Over the years, subtle advances in teleprompter technology continued. Into the early ’80s, the text was typically still printed on pieces of paper—the National Museum of American History has the teleprompter text of Walter Mondale’s 1984 Democratic National Convention nomination acceptance speech where he notoriously admitted “Mr. Reagan will raise taxes, and so will I. He won’t tell you. I just did.”

Starting in 1982, though, when Hollywood sound mixer and stagehand Courtney M. Goodin created Compu=Prompt—a software-based system that projected text from a modified Atari 800 PC—computers began to displace printed scrolls across the industry. Computerized systems held several advantages, including the fact that text could be edited and loaded at the last second. Still, in rare instances, technical difficulties with software have forced speechmakers into thinking on their feet. For Bill Clinton’s 1994 State of the Union Address, the machine was loaded with the wrong speech, so he began his live speech off-the-cuff and from memory until the correct text appeared.

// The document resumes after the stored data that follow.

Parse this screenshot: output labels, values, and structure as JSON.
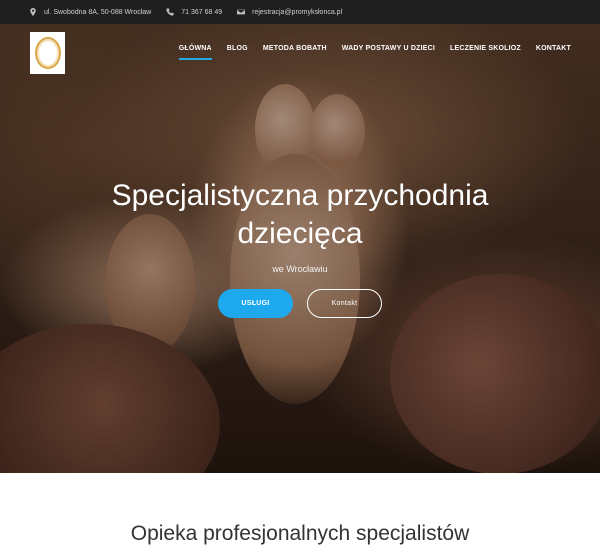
{
  "topbar": {
    "address": "ul. Swobodna 8A, 50-088 Wrocław",
    "phone": "71 367 68 49",
    "email": "rejestracja@promyksłonca.pl"
  },
  "nav": {
    "items": [
      "GŁÓWNA",
      "BLOG",
      "METODA BOBATH",
      "WADY POSTAWY U DZIECI",
      "LECZENIE SKOLIOZ",
      "KONTAKT"
    ],
    "active_index": 0
  },
  "hero": {
    "title_line1": "Specjalistyczna przychodnia",
    "title_line2": "dziecięca",
    "subtitle": "we Wrocławiu",
    "primary_button": "USŁUGI",
    "secondary_button": "Kontakt"
  },
  "section": {
    "title": "Opieka profesjonalnych specjalistów"
  },
  "colors": {
    "accent": "#1ea9ee",
    "topbar_bg": "#1f1f1f"
  }
}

Most recently, voice-recognition software has allowed for systems that automatically scroll text based on the speaker’s actual rate of speech.

Despite the remarkable journey of his invention from makeshift line prompter to the ubiquitous centerpiece of every campaign, for the vast majority of his life, Hubert Schlafly never had the experience of using a teleprompter himself. Shortly before he died though, he finally tried it out, when he was inducted into the Cable Television Hall of Fame in 2008. As he stood on stage, his 88-year-old voice straining, he read his speech, repeatedly shifting back and forth, left and right.

Source

11 Comments

  1. Val Ginter November 28, 2012

    This is a wonderful site, Bobby. Congratulations! (And glad you’re feeling better!)

  2. Walter Case November 28, 2012

    Oppenheimer’s book says that the teleprompter was for the commercials. What do you know about Jack Webb’s use of the teleprompter for “Dragnet” and his movies?

  3. Randy West November 28, 2012

    Jess Oppenheimer’s son told me that his father’s inspiration for the “through the lens” prompter system came while sitting in the family living room, looking out the window at night. Jess could simultaneously see both the outdoor lights AND a reflection of the room.

  4. Dave Dillman November 28, 2012

    One of my favorite paper prompter stories: my PA typed the talent’s script but got the carbon paper sandwich backward so the second copy was blank and the type was on the back of the first copy. So she retyped one copy of the script.. but with occasional changes in line length the two copies weren’t the same so when the talent switched cameras he got lost until the operator caught up. It was a great day when the first video systems (script was fed under a camera and displayed on monitors on the cameras) came in. Followed quickly by the computer systems.

  5. Mark Sudock November 28, 2012

    You’re posting! Delighted you are feeling better.

  6. Eyes Of A Generation.com November 28, 2012

    Christopher Gaal, THANKS FOR POSTING THIS!

  7. Val Ginter November 28, 2012

    Interesting. A detail from my Studio 1A photograph shows a teleprompter in front of the Helene Curtis set. Antonia Gilman was the talent on that. That would have been March 1954. It used a paper roll.

  8. Steven Bradford November 28, 2012

    In his biography, The Name Above the Title, Frank Capra claims to have invented the first prompter, during WWII.
    http://books.google.com/books?id=x_E09IWRomMC&lpg=PA365&ots=30wijJLX8o&dq=teleprompter%20frank%20capra&pg=PA365#v=onepage&q=teleprompter%20frank%20capra&f=false

  9. Steve AK Vinckus November 28, 2012

    Very, VERY COOL!!!!

  10. Joe Van De Veere November 28, 2012

    I love learning this stuff!

  11. Warner W. Johnston November 28, 2012

    In 1979 somebody, not Chyron, used a Chyron II for this. The one device fed both a Que TV system and a Closed Captioning generator. It could also drive a printer with the script.

    I evaluated it for the ABC Engineering Lab then, but all records prior to about 1984 have long since been discarded (in 1984 the manager decided to clean out those old filing cabinets and didn’t ask me if I wanted my files).